Le projet Freedom Tech de la Human Rights Foundation (HRF) a publié un nouveau guide destiné aux organisations à but non lucratif, mettant en avant l'utilisation du bitcoin comme infrastructure de fonds de secours en cas de gel de compte bancaire, d'obstacles aux virements transfrontaliers ou de restrictions sur les réseaux de paiement.
Ce document, intitulé « Bitcoin for Nonprofits », s'adresse aux organisations civiles, aux groupes populaires et aux réseaux d'action. L'article indique que l'objectif du guide n'est pas de considérer le bitcoin comme un actif spéculatif, mais comme un outil de paiement et de réserve fonctionnel même lorsque les canaux financiers traditionnels échouent.
Le guide se concentre sur l'auto-hébergement
HRF présente dans le guide les mécanismes fondamentaux du Bitcoin, notamment la manière dont le réseau est maintenu par les mineurs, la signification d'une offre fixe dans un environnement d'inflation élevée, ainsi que les différences avec les actifs numériques dépendant du système bancaire ou d'émetteurs centralisés.
Le document met l'accent sur l'auto-hébergement. Le guide recommande aux organisations de conserver elles-mêmes les clés privées, plutôt que de laisser leurs actifs sur des plateformes d'échange gérées à long terme. Son argument est que si les fonds restent entre les mains d'un intermédiaire dans la même juridiction, l'autonomie apportée par le passage au bitcoin est affaiblie.

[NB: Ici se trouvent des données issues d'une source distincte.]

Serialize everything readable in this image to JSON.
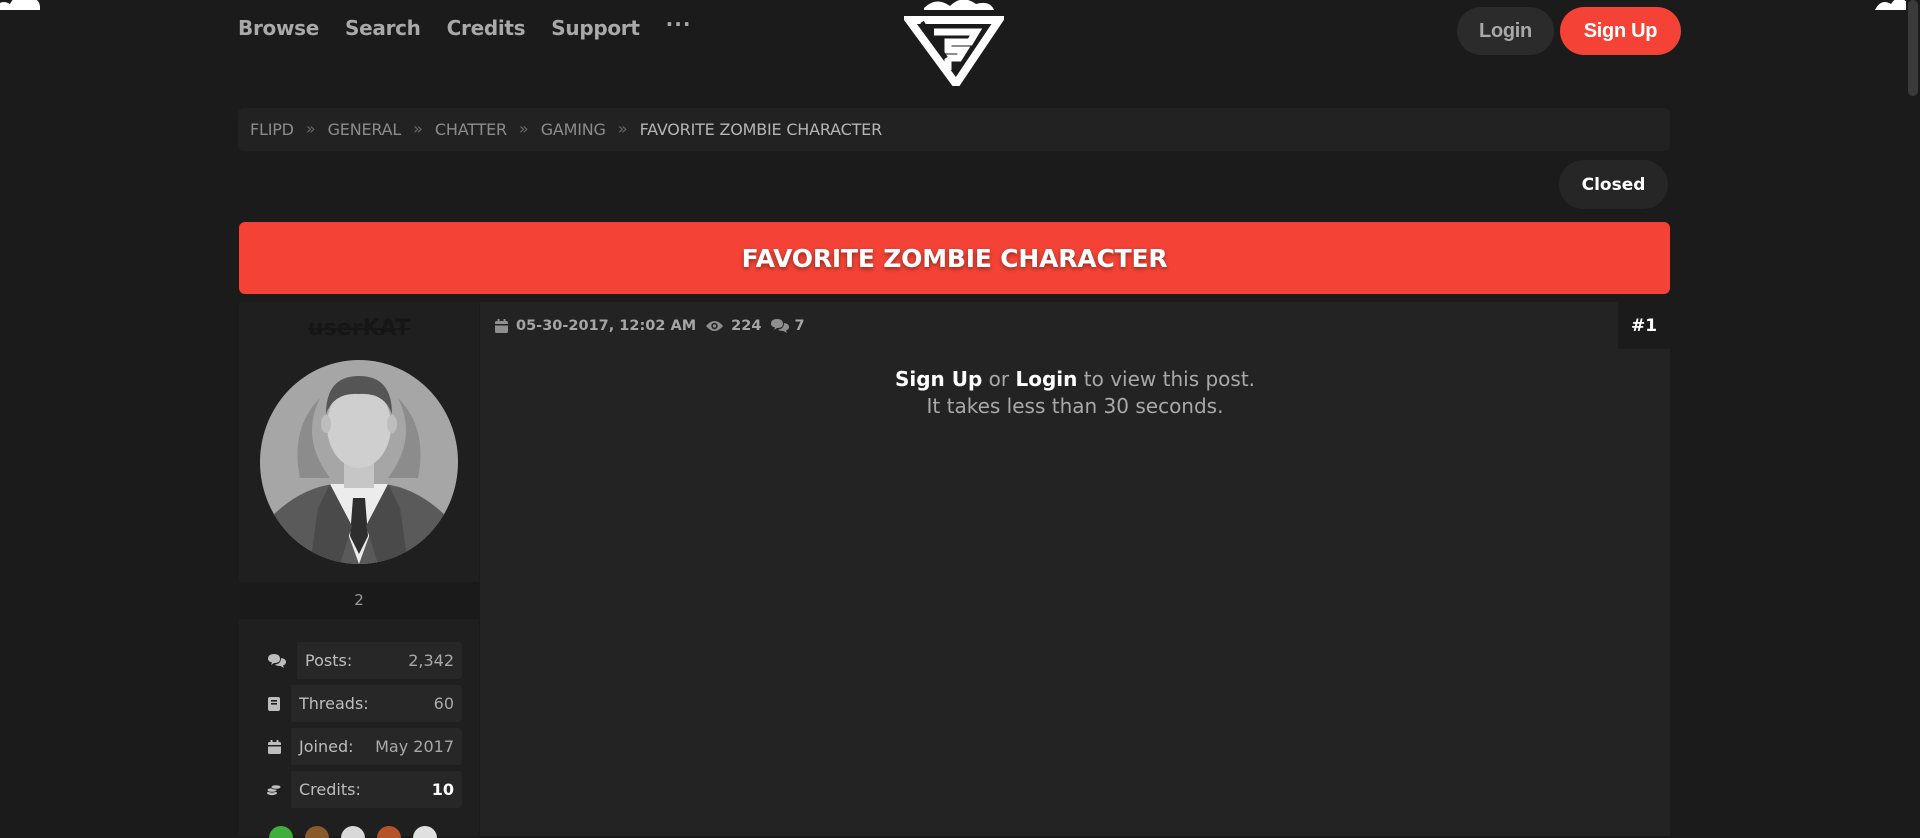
{
  "nav": {
    "items": [
      "Browse",
      "Search",
      "Credits",
      "Support"
    ],
    "more": "···"
  },
  "auth": {
    "login": "Login",
    "signup": "Sign Up"
  },
  "breadcrumb": {
    "items": [
      "FLIPD",
      "GENERAL",
      "CHATTER",
      "GAMING",
      "FAVORITE ZOMBIE CHARACTER"
    ],
    "separator": "»"
  },
  "thread": {
    "status": "Closed",
    "title": "FAVORITE ZOMBIE CHARACTER"
  },
  "author": {
    "username": "userKAT",
    "reputation": "2",
    "stats": [
      {
        "label": "Posts:",
        "value": "2,342",
        "icon": "comments-icon"
      },
      {
        "label": "Threads:",
        "value": "60",
        "icon": "book-icon"
      },
      {
        "label": "Joined:",
        "value": "May 2017",
        "icon": "calendar-icon"
      },
      {
        "label": "Credits:",
        "value": "10",
        "icon": "coins-icon"
      }
    ]
  },
  "post": {
    "date": "05-30-2017, 12:02 AM",
    "views": "224",
    "replies": "7",
    "number": "#1",
    "gate_signup": "Sign Up",
    "gate_or": "or",
    "gate_login": "Login",
    "gate_rest": "to view this post.",
    "gate_line2": "It takes less than 30 seconds."
  },
  "colors": {
    "accent": "#f44336",
    "background": "#1b1b1b",
    "panel": "#232323"
  }
}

Gestion hiérarchisée des portefeuilles et des fonds
Sur le plan opérationnel, le guide recommande d'utiliser conjointement un portefeuille chaud mobile et un portefeuille froid matériel. Les fonds pour les opérations quotidiennes doivent rester accessibles, tandis que les réserves importantes doivent être conservées hors ligne pour réduire les risques liés à un point unique de défaillance.
Le document mentionne également la gestion de la phrase de récupération, la répartition des pouvoirs au sein de l'équipe et les dispositions de sauvegarde. L'idée est que, même si certains appareils sont confisqués ou que certains membres disparaissent, l'organisation puisse toujours récupérer les fonds et continuer à fonctionner.
Dépôts, retraits et outils de paiement
Pour résoudre les problèmes les plus complexes liés aux dépôts et retraits pour de nombreuses organisations, le guide présente plusieurs options, notamment les échanges centralisés, les marchés peer-to-peer, les distributeurs automatiques de bitcoins, les systèmes de bons et les courtiers locaux. L'objectif est de garantir, lors de la conversion entre la monnaie locale et le bitcoin, un équilibre entre accessibilité, gestion des risques de surveillance et risques de contrepartie.
Au niveau des outils de paiement, le guide mentionne que les portefeuilles Lightning Network peuvent être utilisés pour des dons instantanés et à faible coût, idéaux pour des scénarios tels que le financement participatif transfrontalier. Le document présente également des chaînes latérales comme Liquid, ainsi que des outils Chaumian ecash tels que Fedi et Cashu, estimant que ces solutions offrent une meilleure confidentialité et une expérience d'utilisation simplifiée dans des environnements à forte pression ou vulnérables.
Simultanément, alerte sur la volatilité et les risques de gouvernance
Ce guide n'évite pas les limites du bitcoin. Les principaux risques mentionnés dans le document incluent la volatilité des prix, les zones juridiques floues, les erreurs de auto-hébergement, les problèmes de gouvernance interne et les attaques réputationnelles.
À cet égard, HRF recommande aux organisations à but non lucratif d'adopter une allocation de fonds plus conservatrice, de déployer progressivement les processus d'utilisation et de mettre en place une gestion des clés et une répartition des responsabilités plus strictes. Dans les scénarios nécessitant une stabilité des prix à court terme ou un environnement de conformité plus clair, le guide mentionne également la possibilité d'associer optionnellement des stablecoins ou des canaux en monnaie fiduciaire.
L'article mentionne également que certains cas ont couvert le soutien à l'évacuation des zones de guerre et des programmes éducatifs destinés aux personnes ayant des comptes bancaires restreints, démontrant que ces chemins de financement sont déjà utilisés dans des environnements spécifiques.